Well, for a start, there the California State Teachers’ Retirement System. They're joined by plenty of educational institutions -- and beyond. Here's Joe Nocera's list.
The State of Wisconsin Investment Board put up $100 million. The University of Texas endowment made a $75 million commitment; the Regents of the University of California kicked in $40 million; the University of Missouri endowment was an investor. So were the Los Angeles Fire and Police Pension system, the Indiana Public Retirement System, and the Pennsylvania Public School Employees’ Retirement System (which kicked in $400 million). And plenty of others. ...Nocera, NYT
There's an excuse that been used through the ages for, say, not divesting in apartheid South Africa, back in the day. Money trumps. Nocera reports:
When I called these investors to ask their rationale for investing in a fund that financed a gun “roll-up,” as the Cerberus strategy is called, I got three main responses. The first was that the percentage of their investment that went to Freedom Group was minuscule. “We have a very small investment in Bushmaster, which translates to about $1 million,” said Dianne Klein, a spokeswoman for the University of California system. (She added that the California system was going to divest its gun holdings.) Jennifer Hollingshead at the University of Missouri told me that the endowment’s exposure was less than $450,000 — “which represents about 0.01 percent of our total portfolio.”
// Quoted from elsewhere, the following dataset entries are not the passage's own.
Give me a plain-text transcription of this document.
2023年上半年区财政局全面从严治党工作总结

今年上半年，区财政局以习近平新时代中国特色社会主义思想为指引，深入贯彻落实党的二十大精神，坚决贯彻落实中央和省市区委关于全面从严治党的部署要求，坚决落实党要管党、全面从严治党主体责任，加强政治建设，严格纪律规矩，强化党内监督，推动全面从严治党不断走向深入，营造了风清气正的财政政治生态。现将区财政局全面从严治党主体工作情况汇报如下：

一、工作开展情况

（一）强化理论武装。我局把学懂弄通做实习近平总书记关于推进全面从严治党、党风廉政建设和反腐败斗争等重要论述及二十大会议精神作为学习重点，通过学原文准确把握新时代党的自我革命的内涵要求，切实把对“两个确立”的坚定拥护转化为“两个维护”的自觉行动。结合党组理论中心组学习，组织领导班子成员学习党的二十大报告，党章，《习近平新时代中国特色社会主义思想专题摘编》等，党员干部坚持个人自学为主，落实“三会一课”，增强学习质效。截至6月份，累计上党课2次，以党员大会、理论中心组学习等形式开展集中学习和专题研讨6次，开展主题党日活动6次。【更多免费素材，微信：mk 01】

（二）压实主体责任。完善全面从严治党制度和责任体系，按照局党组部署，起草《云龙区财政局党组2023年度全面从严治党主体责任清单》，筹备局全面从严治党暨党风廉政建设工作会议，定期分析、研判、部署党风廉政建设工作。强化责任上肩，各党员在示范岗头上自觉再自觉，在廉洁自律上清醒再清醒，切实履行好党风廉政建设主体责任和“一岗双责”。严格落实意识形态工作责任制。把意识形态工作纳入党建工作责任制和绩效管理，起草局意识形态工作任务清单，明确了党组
The second response was that, as limited partners, the institutional investors didn’t have a say in how Cerberus invested the money. The fact that Feinberg decided to buy companies whose guns have repeatedly been used for mass slaughter was, in effect, his decision to make.
The third was that the core duty of a pension fund or university endowment is to maximize returns. Nobody made this point more vehemently than Bruce Zimmerman, a spokesman for the University of Texas Investment Management Company. “We have no plans to divest,” he said. “We invest strictly on economic considerations, and we do not take into account social and political consideration.”...Nocera, NYT
When you invest in something like Bushmaster, the name probably doesn't appear on your monthly statement. In this case, you'd see "Cerberus," Cerberus Capital Management, a company not unlike Bain, Romney's baby. Many investors like to this of this as a kind of neutral territory, as we've all learned during the campaign, beyond the reach of morality nerds. You maybe heard about Cerberus back when they took over ailing Chrysler in 2007.
It is also the fund that bought Bushmaster Firearms, the company that made the assault weapon used by Adam Lanza to massacre 20 children and seven adults in Newtown, Conn., last month. It bought Remington Arms, the maker of the pump-action shotgun that was among the guns James Holmes used to kill 12 people and wound 58 in Aurora, Colo. It bought a handful of other firearms companies, which it then merged into a new parent company, Freedom Group. At which point, Cerberus was the largest manufacturer of guns and ammunition in the country.
Doncha just love that name "Freedom Group" when it's about anything but freedom? It reminds me of our latter-day "conservatives" who don't know what the word means but like the idea because it sells. Or the words "health care" in the brochures of United Health Care. Or "democracy" in America.
And have you noticed that the NRA doesn't want us to call an assault weapon and assault weapon?